Al cinema con Bridget Jones’s Baby: «Da anni vivo in simbiosi con lei. Le chiedo persino consigli personali: mi ha aiutato a crescere. Lei è autentica nelle sue paure»
Renée Zellweger, 47 anni mentre ne ha qualcuno in meno il suo personaggio Bridget Jones, non ha alcuna intenzione di continuare a parlare dei suoi (presunti) ritocchi e, sebbene levigato, il suo volto è lo stesso di un tempo: quello dell’eterna e volitiva ragazza texana «in carne», ride lei, «e non ossessionata dalle diete». Fu proprio il personaggio di Bridget Jones, singolona impenitente nata dalla penna della britannica Helen Fielding, a portare Zellweger al successo internazionale: era il 2001, e Il diario di Bridget Jones dava inizio (con tanto di nomination all’Oscar come migliore attrice per lei) a una «saga» che arriva ora al terzo capitolo. «Saremo presto sugli schermi in Bridget Jones’s Baby; ma già da prima di questo nuovo episodio, Bridget è diventata la mia migliore amica. Vivo in simbiosi con lei: le chiedo perfino consigli! Mi ha aiutato a maturare, a dosare ragione e sentimento».
Già nel 2001 Renée divenne popolarissima per quel ruolo, che poi negli anni ha accompagnato tra passioni e delusioni del cuore e conquiste da donna in carriera: nel nuovo round, da redattrice che era, è un’affermata produttrice in tv. Che a oltre 40 anni si ritrova poco sicura di chi, tra i suoi accompagnatori, potrebbe essere il padre del bimbo che attende: l’americano Jack (Patrick Dempsey), fondatore di un sito di incontri e avventura di una notte, o l’eterno grande amore Mark Darcy (Colin Firth)?
Fu con Tom Cruise, e il film che girarono insieme nel 1996, Jerry Maguire, che la carriera di Zellweger decollò. «Da ragazza volevo diventare una giornalista e girare il mondo. Di recente peraltro l’ho anche fatto: sono stata in Africa come volontaria. Ma di me si parla sempre per sciocchezze». Come i «ritocchini» di cui i media l’hanno accusata dopo che, nel 2014, si era presentata su un paio di red carpet con un viso molto tirato e «nuovo». «Si parla sempre dei ritocchi al femminile, poco di quelli al maschile. Questo sì sarebbe un dibattito divertente… Io? Non è vero che ho fatto trattamenti chirurgici, basta confrontare le mie foto, quelle vere, non quelle ritoccate a mia insaputa per le copertine dei giornali, per accorgersene».

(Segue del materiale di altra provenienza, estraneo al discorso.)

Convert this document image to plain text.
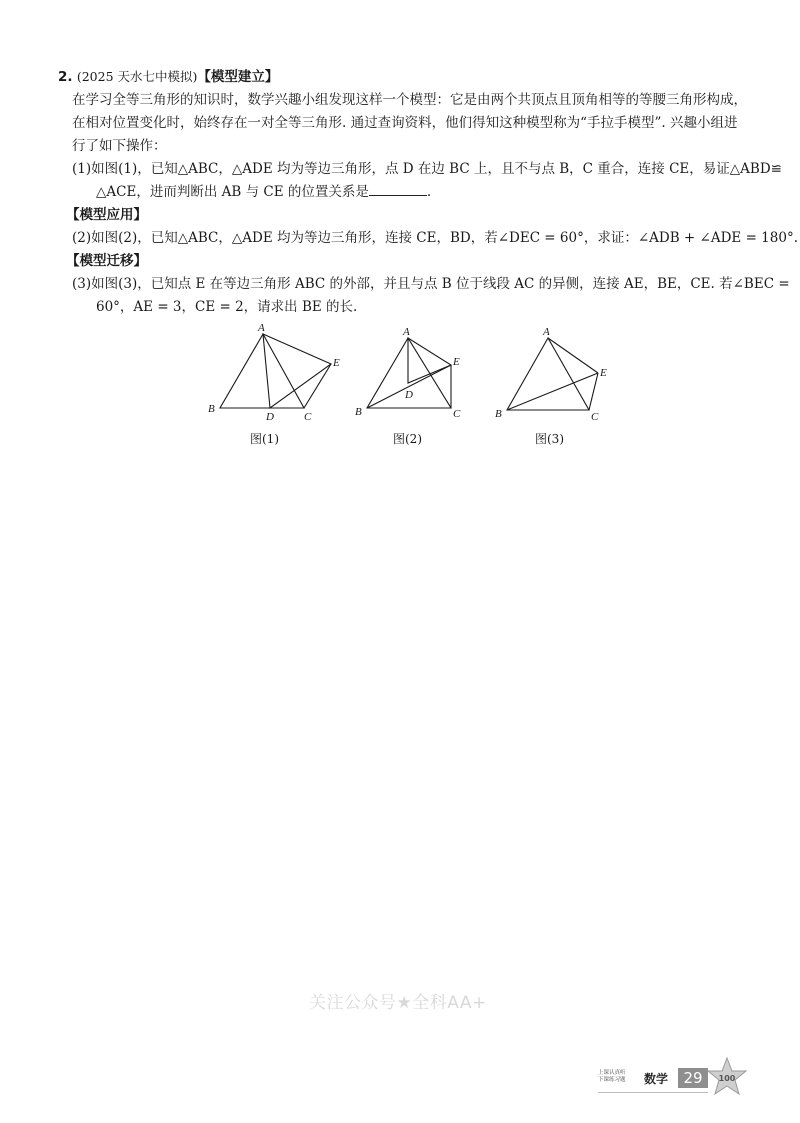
2. (2025 天水七中模拟)【模型建立】
在学习全等三角形的知识时，数学兴趣小组发现这样一个模型：它是由两个共顶点且顶角相等的等腰三角形构成，
在相对位置变化时，始终存在一对全等三角形. 通过查询资料，他们得知这种模型称为“手拉手模型”. 兴趣小组进
行了如下操作：
(1)如图(1)，已知△ABC，△ADE 均为等边三角形，点 D 在边 BC 上，且不与点 B，C 重合，连接 CE，易证△ABD≌
△ACE，进而判断出 AB 与 CE 的位置关系是	.
【模型应用】
(2)如图(2)，已知△ABC，△ADE 均为等边三角形，连接 CE，BD，若∠DEC = 60°，求证：∠ADB + ∠ADE = 180°.
【模型迁移】
(3)如图(3)，已知点 E 在等边三角形 ABC 的外部，并且与点 B 位于线段 AC 的异侧，连接 AE，BE，CE. 若∠BEC =
60°，AE = 3，CE = 2，请求出 BE 的长.
A
B
C
D
E
图(1)
A
B	C
D
E
图(2)
A
B	C
E
图(3)
关注公众号★全科AA+
上课认真听
下课练习题 数学	29	100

Il tempo che passa: «Accompagnare la tua vita nel corso del tempo non è affatto facile», considera. «Sono stata fortunata. Il mio mestiere, che non era una vocazione all’inizio, mi ha dato molto e io sono impegnata nel restituire. Negli ultimi tempi ho dedicato tempo alla mia relazione con un musicista, Doyle Bramhall, che ho conosciuto da ragazza in Texas e che cinque anni fa ho ritrovato. Alle mie spalle ho due genitori che sono sposati da più di 50 anni: provengo dalla middle class, e penso che un attore possa avere successo ma anche sentirsi solo e sempre scrutato». E Bridget Jones, spiega Zellweger, sin dal primo film, «come me ascoltava canzoni che le toccavano il cuore: i Beatles, gli Abba. Era autentica nella sua paura di essere sola. Era e resta sincera in tutto. Non è un’eroina. E io sono orgogliosa dei nostri film, basati su un essere umano e non su effetti speciali». Anche per questo, spiega, «sono tornata da lei, dopo una lunga pausa. Volevo accompagnarla nei suoi primi “anta”».
Come Bridget, infine, anche Zellweger è oggi produttrice. Ma al cinema. «Vorrei realizzare piccoli film di valore, come tanti che ho interpretato prima di Chicago; comeWhite Oleander, dove avevo al fianco Michelle Pfeiffer». E alla fine, il mistero sul papà del bambino di Bridget resta fino all’ultimo. «Abbiamo girato diversi finali: non posso dire quale finora abbiamo scelto. Restare credibile è la regola che mi hanno dato i miei genitori: tutto il resto è sterile gossip».